Percepiva l’amore della marchesina nei suoi confronti come se fosse stato lui stesso a provarlo; e anche se quel sentimento, come ogni altra emozione, fosse stato destinato a perire nel passaggio ed Elizabeth fosse divenuta la sua fredda sposa – e lui il suo gelido sposo –, l’avrebbe preferito di gran lunga alla morte dell’ultima radice che ancora lo attaccava agli umani.
“… and I shall answer with “yes, yes, my lord”…
«È davvero questo che desiderate per lei? Che il suo spirito si perda nello stesso oblio in cui vi siete perduto voi, anziché trovare la luce perpetua in Paradiso?»
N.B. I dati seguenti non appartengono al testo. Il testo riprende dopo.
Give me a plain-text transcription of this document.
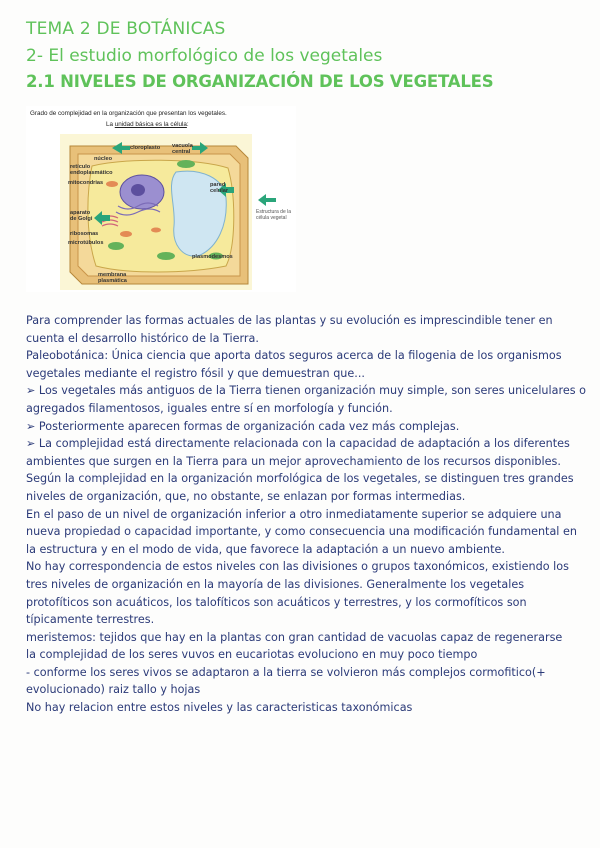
TEMA 2 DE BOTÁNICAS
2- El estudio morfológico de los vegetales
2.1 NIVELES DE ORGANIZACIÓN DE LOS VEGETALES
Grado de complejidad en la organización que presentan los vegetales.
La unidad básica es la célula:
cloroplasto vacuola central
núcleo
retículo endoplasmático
mitocondrias	pared celular
aparato de Golgi
ribosomas
microtúbulos
plasmodesmos
membrana plasmática
Estructura de la célula vegetal

Para comprender las formas actuales de las plantas y su evolución es imprescindible tener en cuenta el desarrollo histórico de la Tierra.

Paleobotánica: Única ciencia que aporta datos seguros acerca de la filogenia de los organismos vegetales mediante el registro fósil y que demuestran que...

➢ Los vegetales más antiguos de la Tierra tienen organización muy simple, son seres unicelulares o agregados filamentosos, iguales entre sí en morfología y función.

➢ Posteriormente aparecen formas de organización cada vez más complejas.

➢ La complejidad está directamente relacionada con la capacidad de adaptación a los diferentes ambientes que surgen en la Tierra para un mejor aprovechamiento de los recursos disponibles.

Según la complejidad en la organización morfológica de los vegetales, se distinguen tres grandes niveles de organización, que, no obstante, se enlazan por formas intermedias.

En el paso de un nivel de organización inferior a otro inmediatamente superior se adquiere una nueva propiedad o capacidad importante, y como consecuencia una modificación fundamental en la estructura y en el modo de vida, que favorece la adaptación a un nuevo ambiente.

No hay correspondencia de estos niveles con las divisiones o grupos taxonómicos, existiendo los tres niveles de organización en la mayoría de las divisiones. Generalmente los vegetales protofíticos son acuáticos, los talofíticos son acuáticos y terrestres, y los cormofíticos son típicamente terrestres.

meristemos: tejidos que hay en la plantas con gran cantidad de vacuolas capaz de regenerarse

la complejidad de los seres vuvos en eucariotas evoluciono en muy poco tiempo

- conforme los seres vivos se adaptaron a la tierra se volvieron más complejos cormofitico(+ evolucionado) raiz tallo y hojas

No hay relacion entre estos niveles y las caracteristicas taxonómicas
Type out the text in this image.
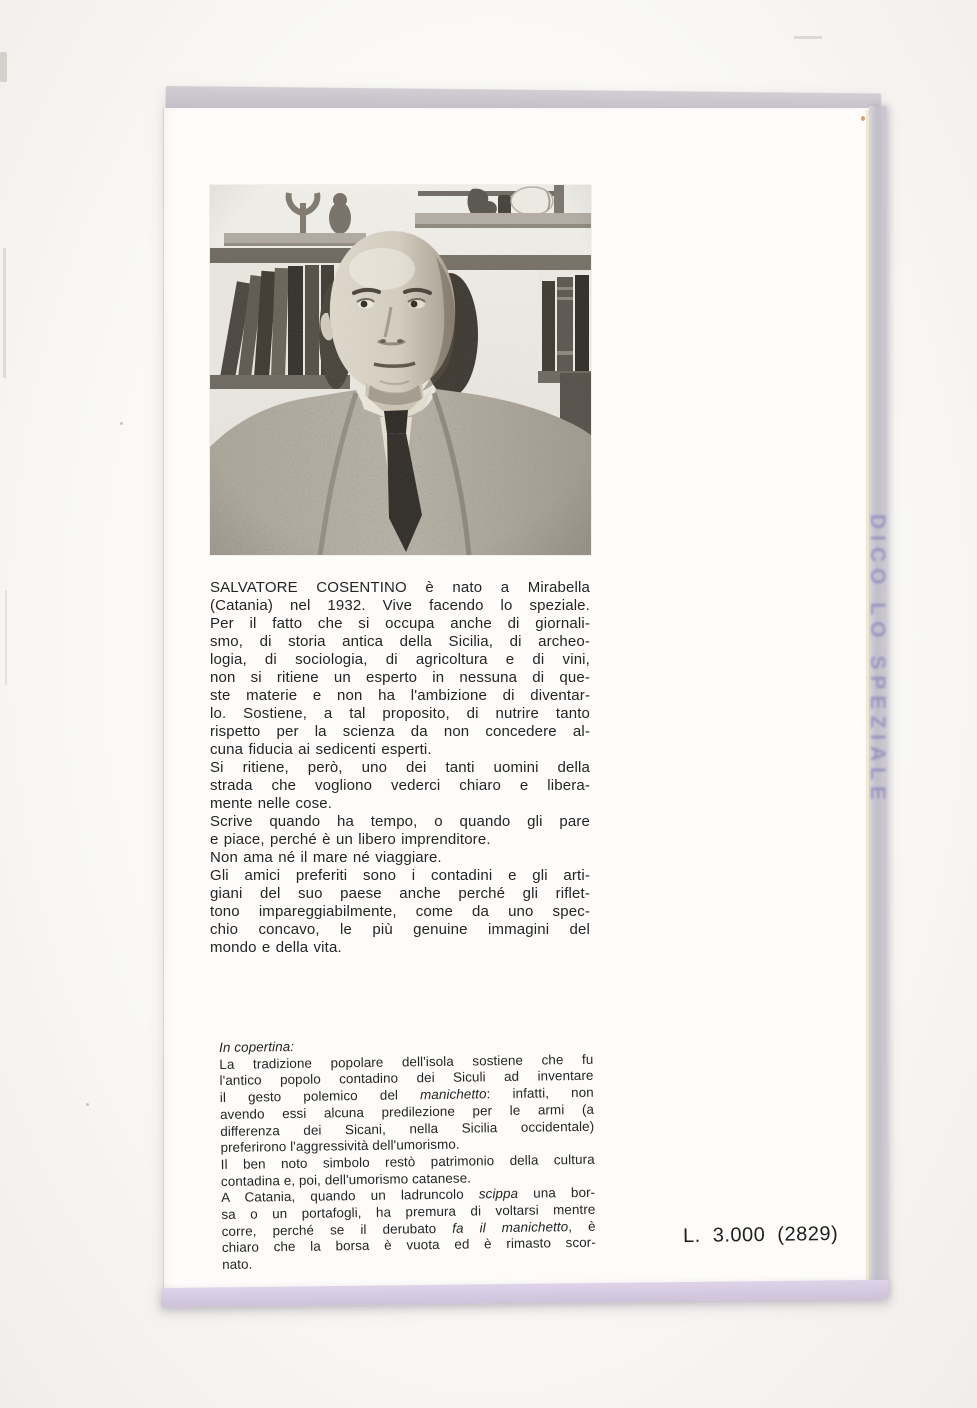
SALVATORE COSENTINO è nato a Mirabella
(Catania) nel 1932. Vive facendo lo speziale.
Per il fatto che si occupa anche di giornali-
smo, di storia antica della Sicilia, di archeo-
logia, di sociologia, di agricoltura e di vini,
non si ritiene un esperto in nessuna di que-
ste materie e non ha l'ambizione di diventar-
lo. Sostiene, a tal proposito, di nutrire tanto
rispetto per la scienza da non concedere al-
cuna fiducia ai sedicenti esperti.
Si ritiene, però, uno dei tanti uomini della
strada che vogliono vederci chiaro e libera-
mente nelle cose.
Scrive quando ha tempo, o quando gli pare
e piace, perché è un libero imprenditore.
Non ama né il mare né viaggiare.
Gli amici preferiti sono i contadini e gli arti-
giani del suo paese anche perché gli riflet-
tono impareggiabilmente, come da uno spec-
chio concavo, le più genuine immagini del
mondo e della vita.
In copertina:
La tradizione popolare dell'isola sostiene che fu
l'antico popolo contadino dei Siculi ad inventare
il gesto polemico del manichetto: infatti, non
avendo essi alcuna predilezione per le armi (a
differenza dei Sicani, nella Sicilia occidentale)
preferirono l'aggressività dell'umorismo.
Il ben noto simbolo restò patrimonio della cultura
contadina e, poi, dell'umorismo catanese.
A Catania, quando un ladruncolo scippa una bor-
sa o un portafogli, ha premura di voltarsi mentre
corre, perché se il derubato fa il manichetto, è
chiaro che la borsa è vuota ed è rimasto scor-
nato.
L. 3.000 (2829)
DICO LO SPEZIALE
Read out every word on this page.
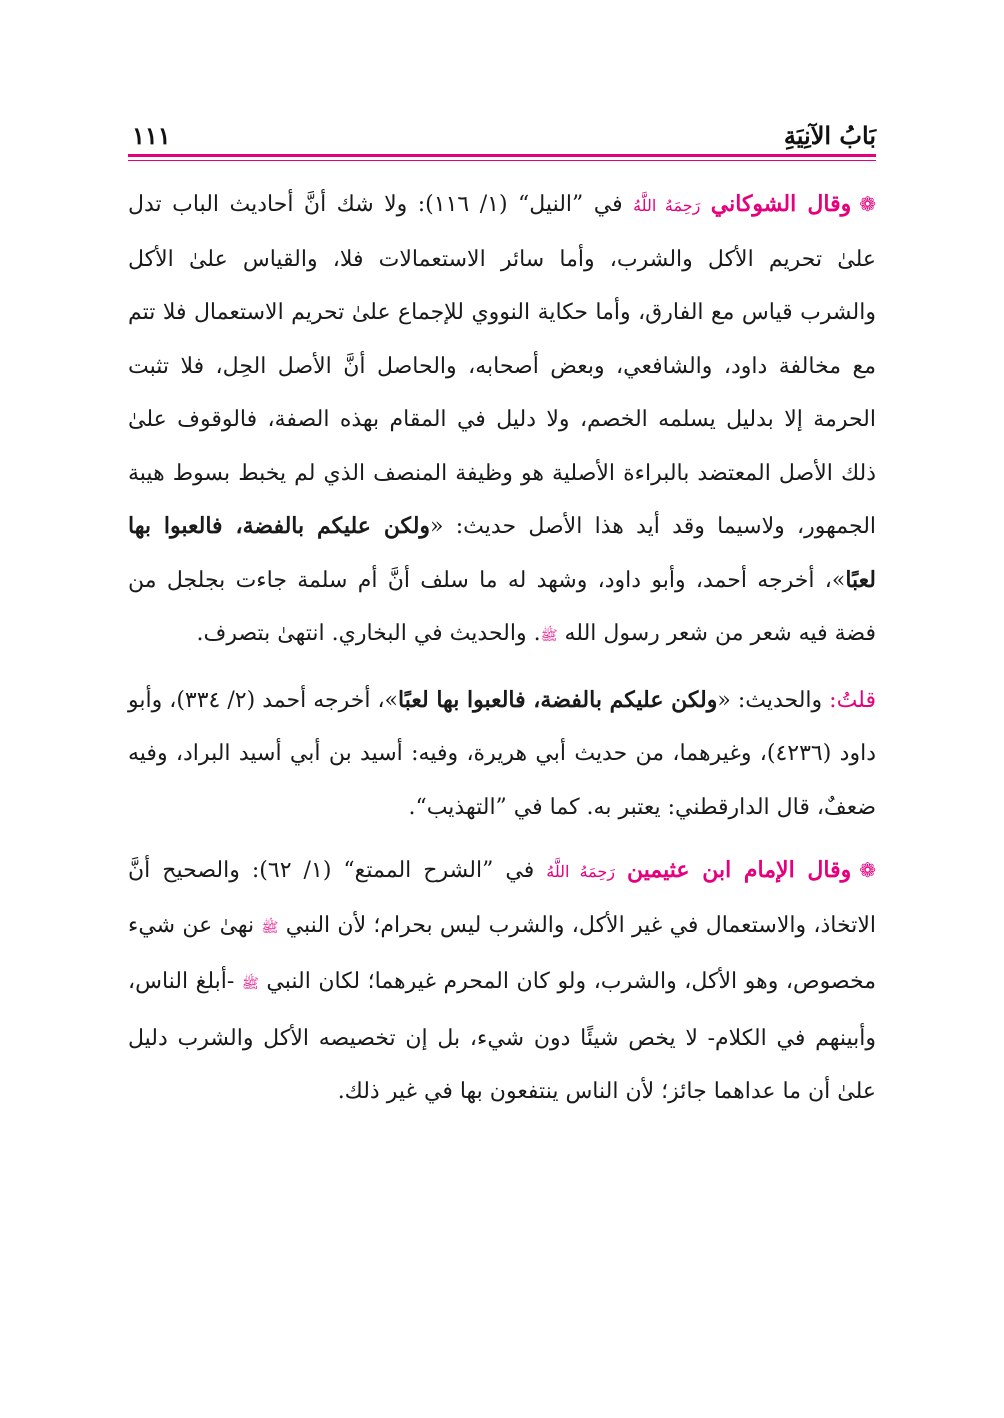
بَابُ الآنِيَةِ
١١١

❁وقال الشوكاني رَحِمَهُ اللَّهُ في ”النيل“ (١/ ١١٦): ولا شك أنَّ أحاديث الباب تدل علىٰ تحريم الأكل والشرب، وأما سائر الاستعمالات فلا، والقياس علىٰ الأكل والشرب قياس مع الفارق، وأما حكاية النووي للإجماع علىٰ تحريم الاستعمال فلا تتم مع مخالفة داود، والشافعي، وبعض أصحابه، والحاصل أنَّ الأصل الحِل، فلا تثبت الحرمة إلا بدليل يسلمه الخصم، ولا دليل في المقام بهذه الصفة، فالوقوف علىٰ ذلك الأصل المعتضد بالبراءة الأصلية هو وظيفة المنصف الذي لم يخبط بسوط هيبة الجمهور، ولاسيما وقد أيد هذا الأصل حديث: «ولكن عليكم بالفضة، فالعبوا بها لعبًا»، أخرجه أحمد، وأبو داود، وشهد له ما سلف أنَّ أم سلمة جاءت بجلجل من فضة فيه شعر من شعر رسول الله ﷺ. والحديث في البخاري. انتهىٰ بتصرف.

قلتُ: والحديث: «ولكن عليكم بالفضة، فالعبوا بها لعبًا»، أخرجه أحمد (٢/ ٣٣٤)، وأبو داود (٤٢٣٦)، وغيرهما، من حديث أبي هريرة، وفيه: أسيد بن أبي أسيد البراد، وفيه ضعفٌ، قال الدارقطني: يعتبر به. كما في ”التهذيب“.

❁وقال الإمام ابن عثيمين رَحِمَهُ اللَّهُ في ”الشرح الممتع“ (١/ ٦٢): والصحيح أنَّ الاتخاذ، والاستعمال في غير الأكل، والشرب ليس بحرام؛ لأن النبي ﷺ نهىٰ عن شيء مخصوص، وهو الأكل، والشرب، ولو كان المحرم غيرهما؛ لكان النبي ﷺ -أبلغ الناس، وأبينهم في الكلام- لا يخص شيئًا دون شيء، بل إن تخصيصه الأكل والشرب دليل علىٰ أن ما عداهما جائز؛ لأن الناس ينتفعون بها في غير ذلك.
Sebastian avrebbe potuto ferirlo, se fosse stato ancora un mortale: il suo tono era d’accusa. Non l’aveva mai perdonato, mai l’avrebbe fatto. Eppure, malgrado il fiele che stillava da ogni sillaba, il maggiordomo aveva ragione.
«No…»
Distese con dolcezza il piccolo corpo inerte sul letto, le rimboccò le coperte e la baciò sulla fronte con le labbra gelide. Elizabeth avrebbe potuto apparire addormentata e serena, con quel sorriso che le increspava gli angoli della bocca – forse la sua famiglia avrebbe sofferto di meno, se l’avesse vista così felice.
Il giovane conte scosse la testa. Per la mattina seguente il corpo si sarebbe raffreddato e avrebbe cominciato a puzzare di cadavere. Non ci sarebbe stato nulla per cui non soffrire.
 
“… A butler’s daily routine…
La luna amava quando il suo discepolo cantava per lei.
Sebastian lo faceva ogni volta che ella si levava in cielo, piena e luminosa, e la intratteneva con la sua canzone preferita. Ancora adesso, malgrado la sua condizione di prigionia eterna, la sua devozione per la luna era rimasta più profonda d’un oceano.
Era stata lei a battezzarlo con il suo nome – non “Sebastian Michaelis”, bensì il suo nome autentico.
«Andiamo, Sebastian,» eppure, lui continuava a chiamarlo a quel modo e avrebbe continuato nei secoli dei secoli, perché il loro Contratto non sarebbe mai terminato «non abbiamo più nulla da fare qui».
Il maggiordomo ripose il violino nella sua custodia con infinita cura, si sistemò la tracolla sulla spalla e si apprestò a seguire il suo padrone.
Storse il naso nell’avvertire l’odore di morte che emanavano le sue mani.
“… a demon’s real state of affairs”.